Filters and walls have a great deal to do with it- we expect things to be a certain way, and our memory slowly gels to conform with that expectation after the fact. That's another funny thing about people: ask any handful of people who experienced the same situation to describe it... and you'll get as many versions as you have people.

Everyone has their own point of view, their own "take." Reality is flexible, that way. My Very Wise Friend calls it Fluid Reality, a state when your level of balance, quiet, and stillness allow you to sort of recall an event differently than it occurred... before it occurs in the first place.

(Incidently, this concept is one of the very few reasons I can come up with that allow divination and scrying to make even the slightest bit of sense. Just sayin'.)

Our language has numerous tools in place for describing the erratic nature of reality. "You win some, you lose some." "Shit happens." We talk about "ups and downs."

It's vicissitude.

There are lots of ways to talk about it- ripples on water, the attraction of opposites, the laws of action and reaction... the influence of free will.
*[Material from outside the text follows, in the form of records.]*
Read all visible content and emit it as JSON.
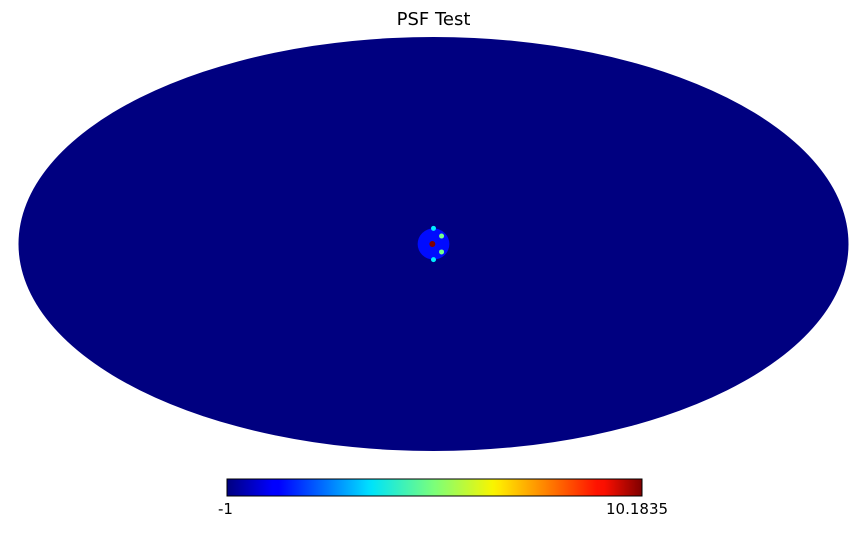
{
  "chart_data": {
    "type": "heatmap",
    "projection": "mollweide",
    "title": "PSF Test",
    "colormap": "jet",
    "colorbar": {
      "min": -1,
      "max": 10.1835,
      "min_label": "-1",
      "max_label": "10.1835",
      "orientation": "horizontal",
      "placement": "bottom"
    },
    "background_value": -1,
    "features": [
      {
        "name": "central-disk",
        "lon": 0,
        "lat": 0,
        "radius_deg": 5.5,
        "value": 0.0
      },
      {
        "name": "center-peak",
        "lon": 0.5,
        "lat": 0,
        "value": 10.1835
      },
      {
        "name": "top-spot",
        "lon": 0,
        "lat": 5.5,
        "value": 3.0
      },
      {
        "name": "bottom-spot",
        "lon": 0,
        "lat": -5.5,
        "value": 3.0
      },
      {
        "name": "upper-right-spot",
        "lon": -3.5,
        "lat": 2.8,
        "value": 4.5
      },
      {
        "name": "lower-right-spot",
        "lon": -3.5,
        "lat": -2.8,
        "value": 4.5
      }
    ]
  }
}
Yep, that's the one- free will.

The world, in and of itself, seeks balance. It tries to balance animal populations (including ours), weather patterns, land and sea levels, everything.

We, though, cannot seem to leave well enough alone. We have to cut, and dig, and build, and burn. We make a mess. We imbalance things...

...so the world struggles continuously to rebalance them.

Earthquakes, volcanic eruptions, wild, unexpected events of weather- they're all part of the natural efforts of the global organism to keep itself in fighting shape. The more we "mess it up," the harder the backlash becomes.

If that idea doesn't give you the heebie-jeebies, you haven't been paying attention. It's gotten so bad that our "educated people" have been messing with the most basic elements of life itself- genetics- and doing some very, very ill-advised things. An example (which hits damn close to home, to me): I read an article a number of years ago about a group of genetics researchers who succeeded in splicing genetic material from a spider into a goat.

Sorry, WTF?

Said goat produced raw silk through it's teats instead of milk. I couldn't make this stuff up.

The article said they were looking into ways to process the raw silk, and looking at applications for the processed silk as well.

Those two ideas said a lot more that wasn't actually in the article. For instance... if they're spending time and money to find a way to make the raw silk useable... chances are, they plan to make more such... spider goats. *twitch* Second, they don't even have a way to process the raw silk... but they're already thinking of ways to use it? Wow.

DID YOU PEOPLE NOT READ JURASSIC PARK?!

I watched the paper for months after that, hoping to see an article that said that they'd discovered the hard way that the spider goat was venomous, too... No such luck.

Vicissitude.

How might the world try to rebalance itself from the effects of us making new animals? Never mind pollution and overpopulation... we're talking about some pretty serious, fundamental changes to a system that doesn't really need them.

Ups and Downs indeed. I hope you have a helmet and a seatbelt, because from the look of things, we're going for a ride... and it's not going to be smooth.